Education is a major base of development. It is that element that supports the creation of the pillars of overall development by shaping the concept of people and making them concerned in their liability in development. So, the Schedule 8 of 2015 Constitution has ensured the local bodies have the right to set the education system in their area. While the right to shape the educational environment goes to the local leaders and stakeholders, it will add value to make the education more productive. It is because local stakeholders are quite familiar with the problems of their area and can identify what type of teaching and learning the people of the area need. Similarly, only the local stakeholders are familiar with the demand of the job market. 

Why the focus on technical education?

While we are not against non-technical education, we should understand that local development needs a large number of skilled manpower to accomplish various technical tasks. Local governments are compelled to hire people from outside countries and districts, as manpower or consultant for the works in their areas. So, Pokhara Metropolitan City aims to fulfill its need of skilled manpower in an easy and economical way. We also want to support other districts too. So, Gandaki Polytechnic Institutes takes students from all over the nation who want to take technical education at a reasonable cost.

What has been the output of the institute so far?

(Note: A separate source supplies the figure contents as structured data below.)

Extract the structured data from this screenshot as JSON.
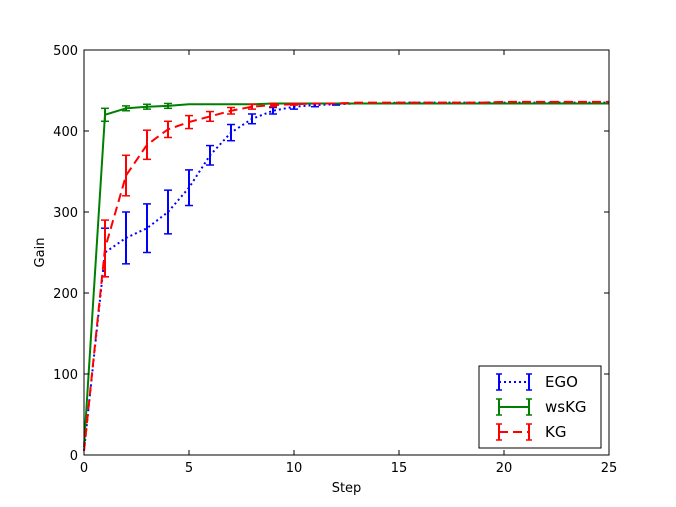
{
  "chart_data": {
    "type": "line",
    "title": "",
    "xlabel": "Step",
    "ylabel": "Gain",
    "xlim": [
      0,
      25
    ],
    "ylim": [
      0,
      500
    ],
    "xticks": [
      0,
      5,
      10,
      15,
      20,
      25
    ],
    "yticks": [
      0,
      100,
      200,
      300,
      400,
      500
    ],
    "grid": false,
    "legend_position": "bottom-right",
    "series": [
      {
        "name": "EGO",
        "color": "#0000ff",
        "linestyle": "dotted",
        "x": [
          0,
          1,
          2,
          3,
          4,
          5,
          6,
          7,
          8,
          9,
          10,
          11,
          12,
          13,
          14,
          15,
          16,
          17,
          18,
          19,
          20,
          21,
          22,
          23,
          24,
          25
        ],
        "y": [
          5,
          250,
          268,
          280,
          300,
          330,
          370,
          398,
          415,
          425,
          430,
          432,
          433,
          434,
          434,
          435,
          435,
          435,
          435,
          435,
          435,
          435,
          435,
          435,
          435,
          435
        ],
        "err": [
          0,
          30,
          32,
          30,
          27,
          22,
          12,
          10,
          6,
          4,
          3,
          2,
          1,
          0,
          0,
          0,
          0,
          0,
          0,
          0,
          0,
          0,
          0,
          0,
          0,
          0
        ]
      },
      {
        "name": "wsKG",
        "color": "#008000",
        "linestyle": "solid",
        "x": [
          0,
          1,
          2,
          3,
          4,
          5,
          6,
          7,
          8,
          9,
          10,
          11,
          12,
          13,
          14,
          15,
          16,
          17,
          18,
          19,
          20,
          21,
          22,
          23,
          24,
          25
        ],
        "y": [
          10,
          420,
          428,
          430,
          431,
          433,
          433,
          433,
          433,
          434,
          434,
          434,
          434,
          434,
          434,
          434,
          434,
          434,
          434,
          434,
          434,
          434,
          434,
          434,
          434,
          434
        ],
        "err": [
          0,
          8,
          3,
          3,
          3,
          0,
          0,
          0,
          0,
          0,
          0,
          0,
          0,
          0,
          0,
          0,
          0,
          0,
          0,
          0,
          0,
          0,
          0,
          0,
          0,
          0
        ]
      },
      {
        "name": "KG",
        "color": "#ff0000",
        "linestyle": "dashed",
        "x": [
          0,
          1,
          2,
          3,
          4,
          5,
          6,
          7,
          8,
          9,
          10,
          11,
          12,
          13,
          14,
          15,
          16,
          17,
          18,
          19,
          20,
          21,
          22,
          23,
          24,
          25
        ],
        "y": [
          5,
          255,
          345,
          383,
          402,
          411,
          418,
          425,
          430,
          432,
          433,
          434,
          434,
          435,
          435,
          435,
          435,
          435,
          435,
          435,
          436,
          436,
          436,
          436,
          436,
          436
        ],
        "err": [
          0,
          35,
          25,
          18,
          10,
          8,
          6,
          4,
          3,
          2,
          1,
          0,
          0,
          0,
          0,
          0,
          0,
          0,
          0,
          0,
          0,
          0,
          0,
          0,
          0,
          0
        ]
      }
    ]
  }
}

A batch has already passed out in all courses. Eighty percent of the students have joined the job market. The most positive aspect is that those who have not joined the  job market are self-employed. We encourage students to explore new things and identify their working areas. We manage to send them in paid or non-paid internships for jobs as part of their academic curriculum. In some courses we have got the highest score in all over the country too. The admission rate has been growing in every new academic calendar. Every year we have added new technical courses to address the numbers of students willing to work with Pokhara Metropolitan City.

How do you convince the community that an educational academy under the local government is fruitful?

We know that 60 percent of school education in Nepal is occupied by private organizations. Institutions like ours offer a high discount when it comes to the education fees. In comparison to other private institutions, we provide education at a reasonable cost. Likewise, we involve our students in extracurricular activities and inspire them to be confident to face the situations in their life. This year we are giving free education to girls who are talented and sat for their SEE from community schools.

Do you think there are any problems running a local government owned academic institution?

We feel local stakeholders and people representatives including the bureaucracy are very supportive to this endeavor. Nevertheless, the big stakeholders are more biased toward private organizations than the local government-run institutions. So, the lack of encouragement, monitoring and attention from related authorities are the problems that we have been facing.